Zur Sprachgestaltung
Insgesamt ist das Drama in einem sehr pathetischen Sprachstil abgefasst. Einer vermutlich bewußt geschmückten Rede, ausgehend vom Schreibstil Schillers.
Der Autor benutzt die Sprache aber auch um den einzelnen Figuren mehr Farbe für ihren
Charakter zu geben und ihre soziale Einordnung zu verdeutlichen. So unterscheidet sich die
Sprache Millers und seiner Frau von der des Präsident und den ihn umgebenden Personen.
A ) Sprachporträt der Miller- Die Bürgerlichen
Miller sagt zumeist recht genau was er denkt ,, Ins Feuer mit dem Quark " (1.Akt , 1.Szene, S.6 , Z. 39 ) , ,, Schier dich zum Satan, infame Kupplerin" ( 1.Akt , 1.Szene , S.7 , Z. 18 ) , ,, Wirst Du wohl dein Maul halten ? " ( 1. Akt, 2. Szene , S.9, Z. 18 f. ) Eindeutig bedient er sich hier einem emotionalen, bürgerlichen Wortschatz. Er benutzt diesen sogar dem Präsidenten gegenüber, auch wenn ihm dabei doch seine Untertänigkeit zu schaffen macht , was man auch an den Bühnenanweisungen ablesen kann ,, ...wechselweis´ für Wut mit den Zähnen knirschend und für Angst damit klappernd "( 2. Akt , 6. Szene, S. 44 , Z. 32 f. ) . Durch seine Sprache wird der Vater so eindeutig dem bürgerlichen Milieu zugeordnet.

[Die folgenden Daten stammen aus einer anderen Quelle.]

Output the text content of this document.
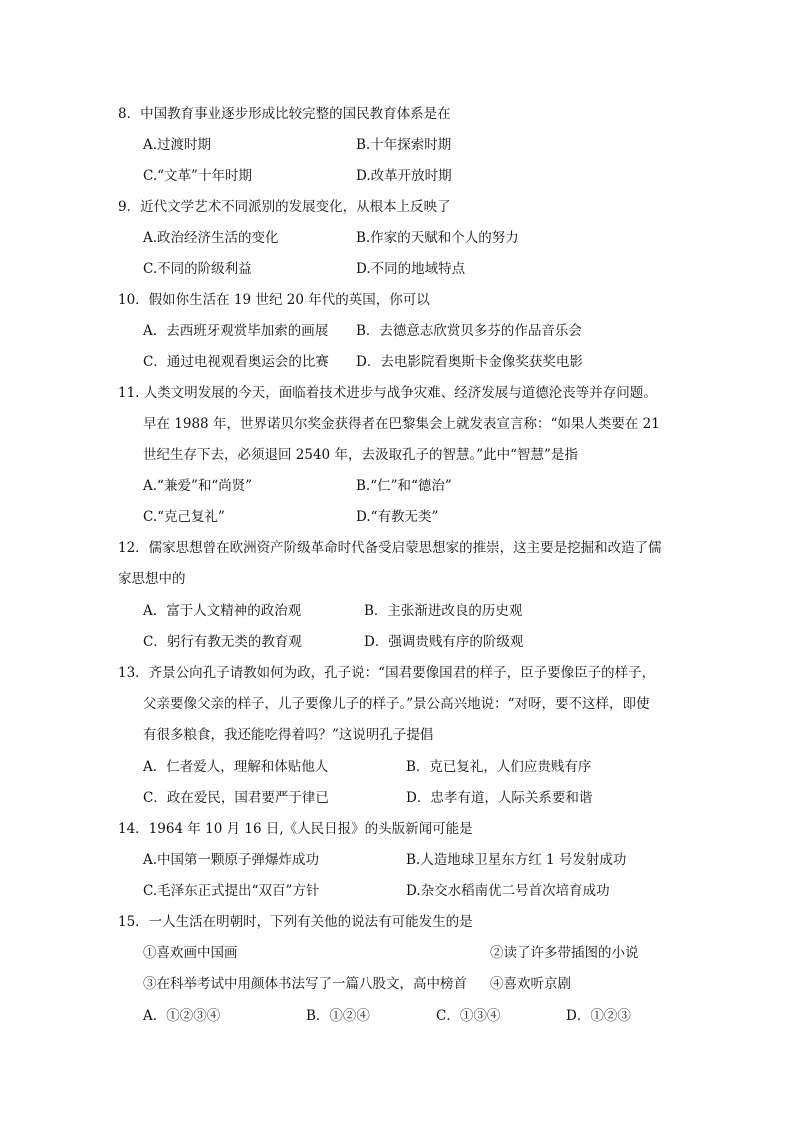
8．中国教育事业逐步形成比较完整的国民教育体系是在
A.过渡时期	B.十年探索时期
C.“文革”十年时期	D.改革开放时期
9．近代文学艺术不同派别的发展变化，从根本上反映了
A.政治经济生活的变化	B.作家的天赋和个人的努力
C.不同的阶级利益	D.不同的地域特点
10．假如你生活在 19 世纪 20 年代的英国，你可以
A．去西班牙观赏毕加索的画展 B．去德意志欣赏贝多芬的作品音乐会
C．通过电视观看奥运会的比赛 D．去电影院看奥斯卡金像奖获奖电影
11. 人类文明发展的今天，面临着技术进步与战争灾难、经济发展与道德沦丧等并存问题。
早在 1988 年，世界诺贝尔奖金获得者在巴黎集会上就发表宣言称：“如果人类要在 21
世纪生存下去，必须退回 2540 年，去汲取孔子的智慧。”此中“智慧”是指
A.“兼爱”和“尚贤”	B.“仁”和“德治”
C.“克己复礼”	D.“有教无类”
12．儒家思想曾在欧洲资产阶级革命时代备受启蒙思想家的推崇，这主要是挖掘和改造了儒
家思想中的
A．富于人文精神的政治观	B．主张渐进改良的历史观
C．躬行有教无类的教育观	D．强调贵贱有序的阶级观
13．齐景公向孔子请教如何为政，孔子说：“国君要像国君的样子，臣子要像臣子的样子，
父亲要像父亲的样子，儿子要像儿子的样子。”景公高兴地说：“对呀，要不这样，即使
有很多粮食，我还能吃得着吗？”这说明孔子提倡
A．仁者爱人，理解和体贴他人	B．克已复礼，人们应贵贱有序
C．政在爱民，国君要严于律已	D．忠孝有道，人际关系要和谐
14．1964 年 10 月 16 日,《人民日报》的头版新闻可能是
A.中国第一颗原子弹爆炸成功	B.人造地球卫星东方红 1 号发射成功
C.毛泽东正式提出“双百”方针	D.杂交水稻南优二号首次培育成功
15．一人生活在明朝时，下列有关他的说法有可能发生的是
①喜欢画中国画	②读了许多带插图的小说
③在科举考试中用颜体书法写了一篇八股文，高中榜首 ④喜欢听京剧
A．①②③④	B．①②④	C．①③④	D．①②③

Der Charakter der Frau Miller wird uns vor allem durch ihre Sprache deutlich gemacht. Sie wünscht sich für ihre Tochter etwas höheres ,, ... weil eben halt der liebe Gott meine Tochter barrdu zur gnädigen Madam will haben-" ( 1. Akt, 2.Szene , S.9 , Z. 9f . ) . Die falsche Verwendung von Fremdwörtern wie ,, barrdu "( 1. Akt, 2. Szene, S.9 , Z.9 ) oder das ständig wiederholte ,,Sekertare " ( 1. Akt, 2. Szene ) zeigt aber eindeutig ,daß sie sich selbst überschätzt und einfach nicht in die Welt gehört ,in die sie die Tochter hineinsehnt.Unterstrichen wird dies wiederum durch die Bühnenanweisung ,, lächelt dumm- vornehm " ( 1. Akt , 2.Szene , S. 8 Z. 27 ) Sie gehört wie ihr Mann eindeutig der bürgerlichen Schicht zu ,was auch ihre Angst vor der Obrigkeit beweist ( 2. Akt , 6. Szene ).

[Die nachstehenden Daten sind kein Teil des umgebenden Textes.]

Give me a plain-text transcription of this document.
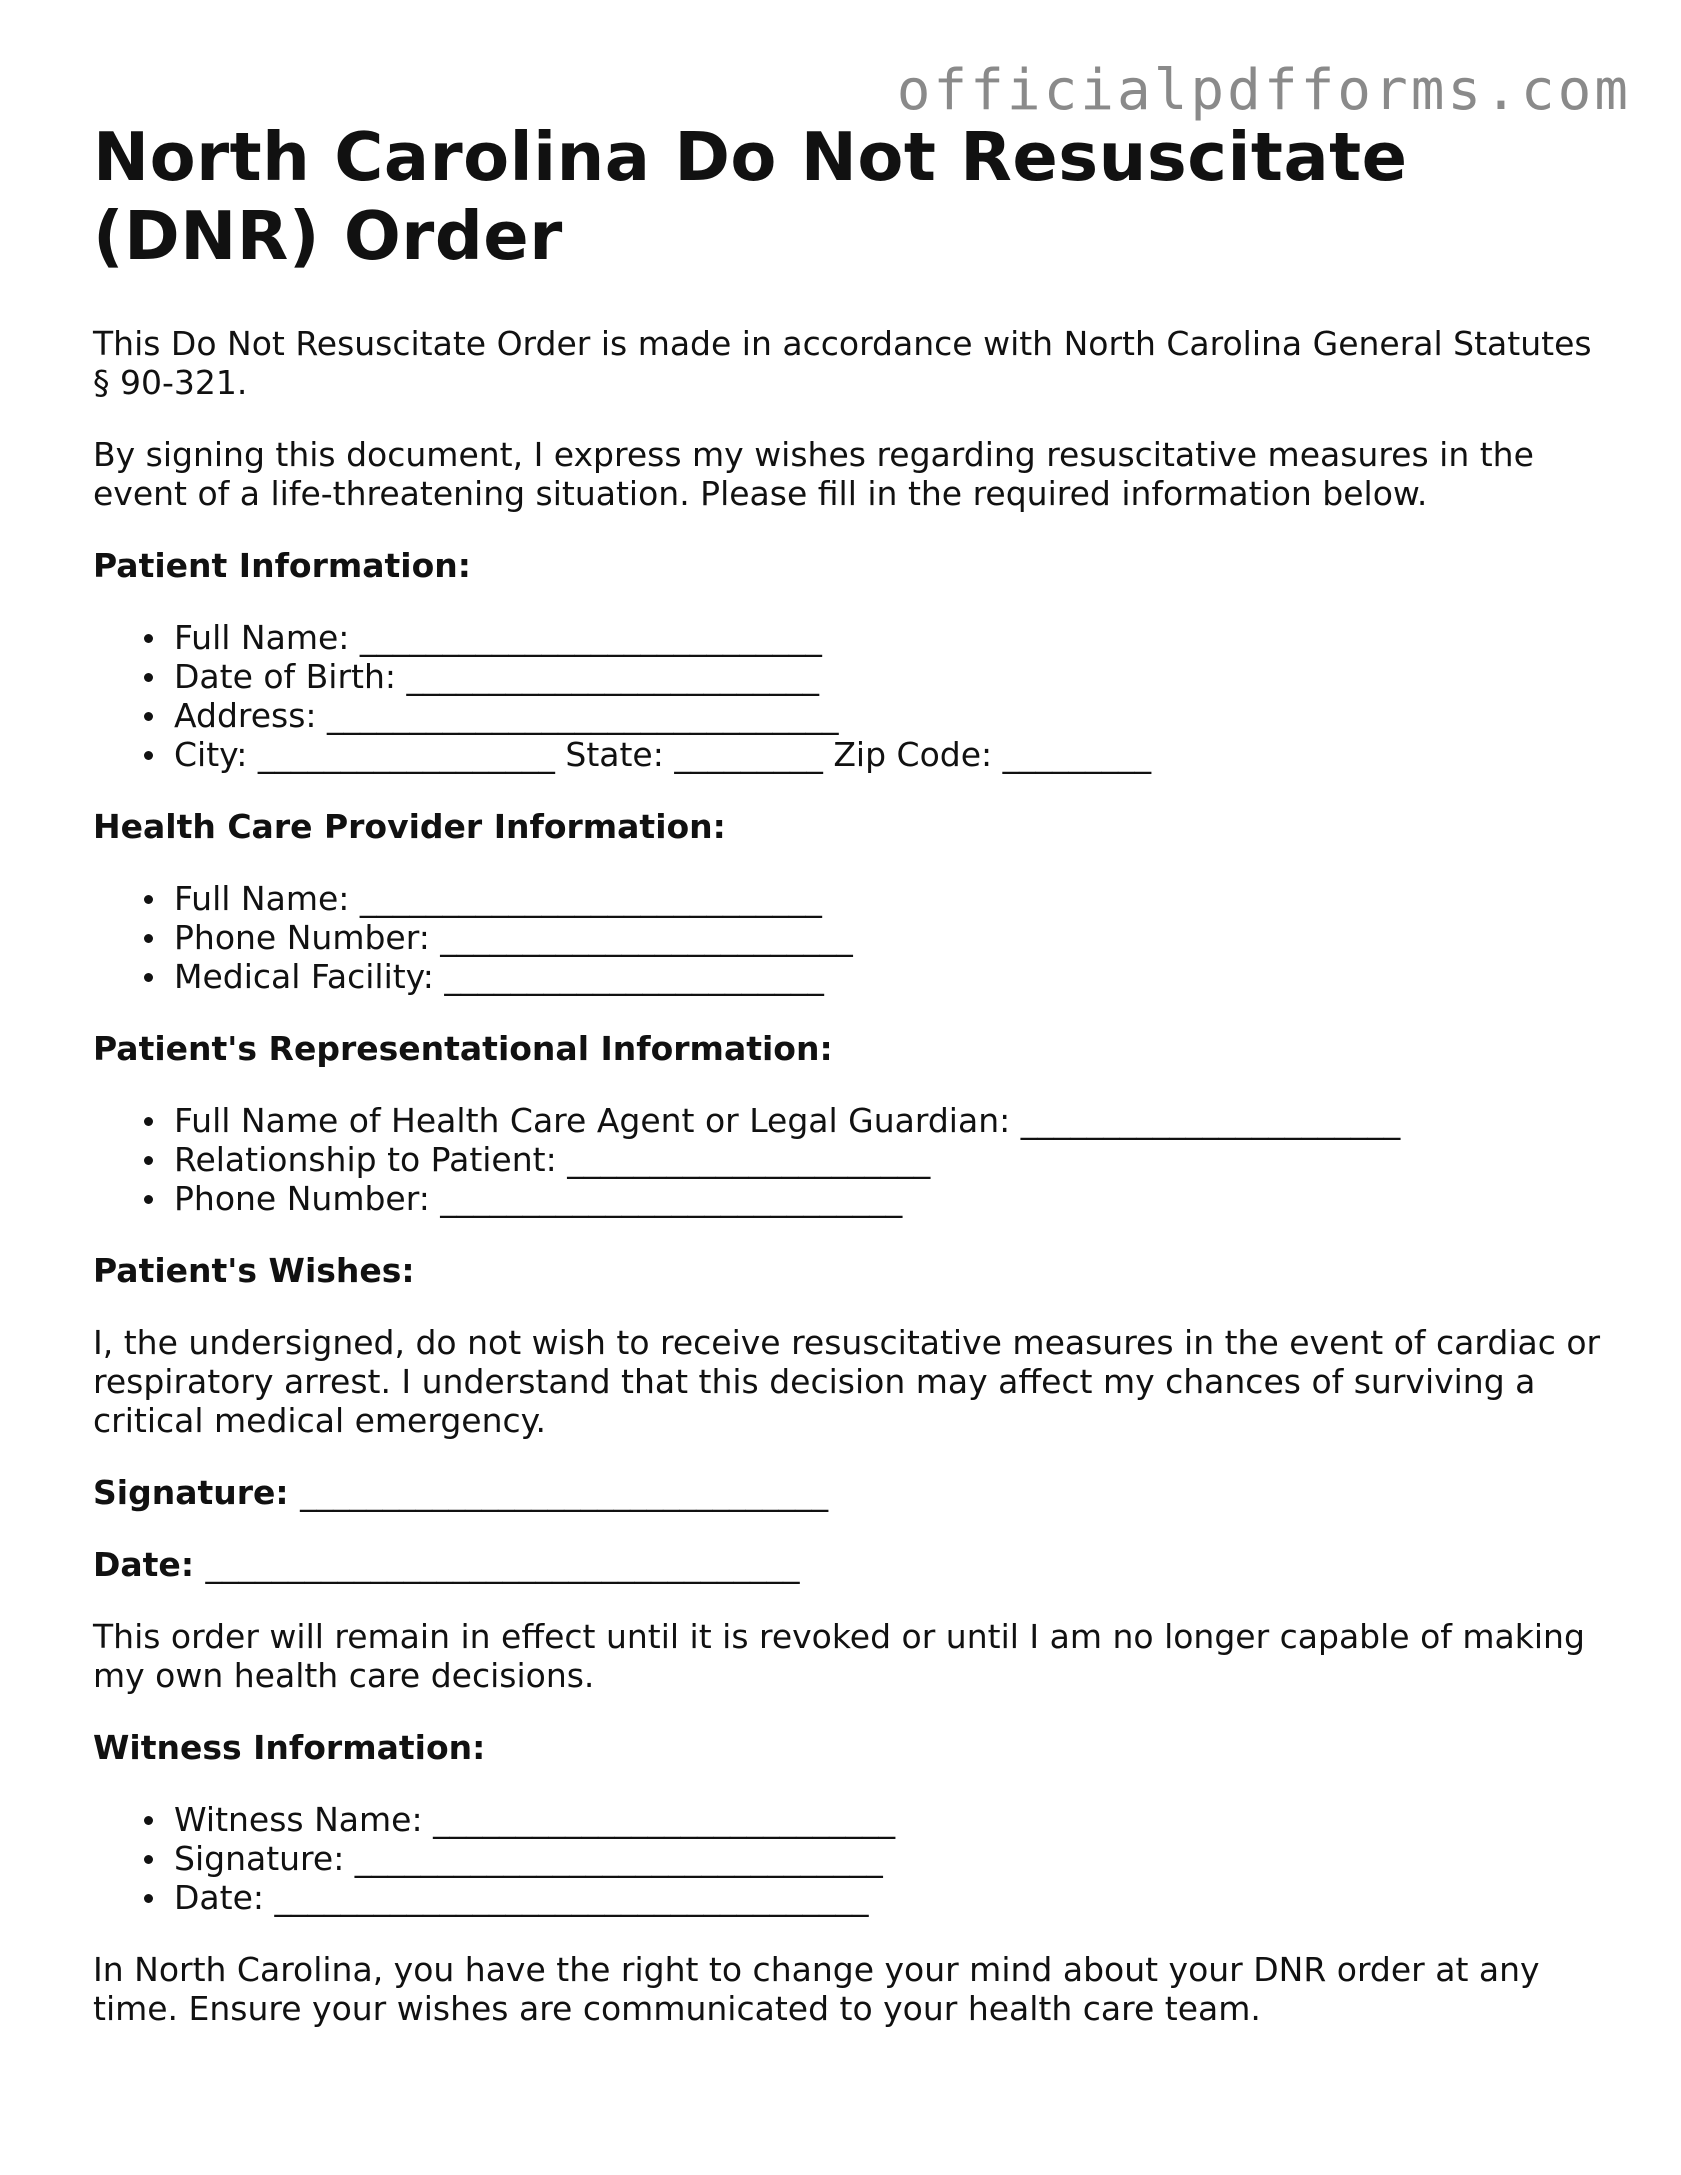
officialpdfforms.com
North Carolina Do Not Resuscitate (DNR) Order

This Do Not Resuscitate Order is made in accordance with North Carolina General Statutes § 90-321.

By signing this document, I express my wishes regarding resuscitative measures in the event of a life-threatening situation. Please fill in the required information below.

Patient Information:

Full Name: ____________________________
Date of Birth: _________________________
Address: _______________________________
City: __________________ State: _________ Zip Code: _________

Health Care Provider Information:

Full Name: ____________________________
Phone Number: _________________________
Medical Facility: _______________________

Patient's Representational Information:

Full Name of Health Care Agent or Legal Guardian: _______________________
Relationship to Patient: ______________________
Phone Number: ____________________________

Patient's Wishes:

I, the undersigned, do not wish to receive resuscitative measures in the event of cardiac or respiratory arrest. I understand that this decision may affect my chances of surviving a critical medical emergency.

Signature: ________________________________

Date: ____________________________________

This order will remain in effect until it is revoked or until I am no longer capable of making my own health care decisions.

Witness Information:

Witness Name: ____________________________
Signature: ________________________________
Date: ____________________________________

In North Carolina, you have the right to change your mind about your DNR order at any time. Ensure your wishes are communicated to your health care team.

B ) Sprachporträt des Präsidenten
Der Präsident benutzt im Gegensatz zu den Millern eine zynische , kalte , arrogante Sprache. Er läßt keinen Zweifel aufkommen ,wer an der Spitze seines Hofes steht. Deutlich tritt dies in der Unterhaltung mir seinem Sohn ( 1. Akt, 7. Szene ) zum Vorschein. Vor allem auch sein häufiges Lachen beim Reden läßt seine Arroganz zur Geltung kommen z.B. : " schlägt ein Gelächter auf " ( 1. Akt, 7. Szene, S.23, Z. 28 ) Seine Sprache ist gefährlich und drohend ,, ... Du wirst dort sein, oder fliehe meinem Zorn " ( 1. Akt, 7. Szene , S. 23, Z. 13 f. ) Eindeutig wird der Charakter der herrschenden Schicht zugeordnet.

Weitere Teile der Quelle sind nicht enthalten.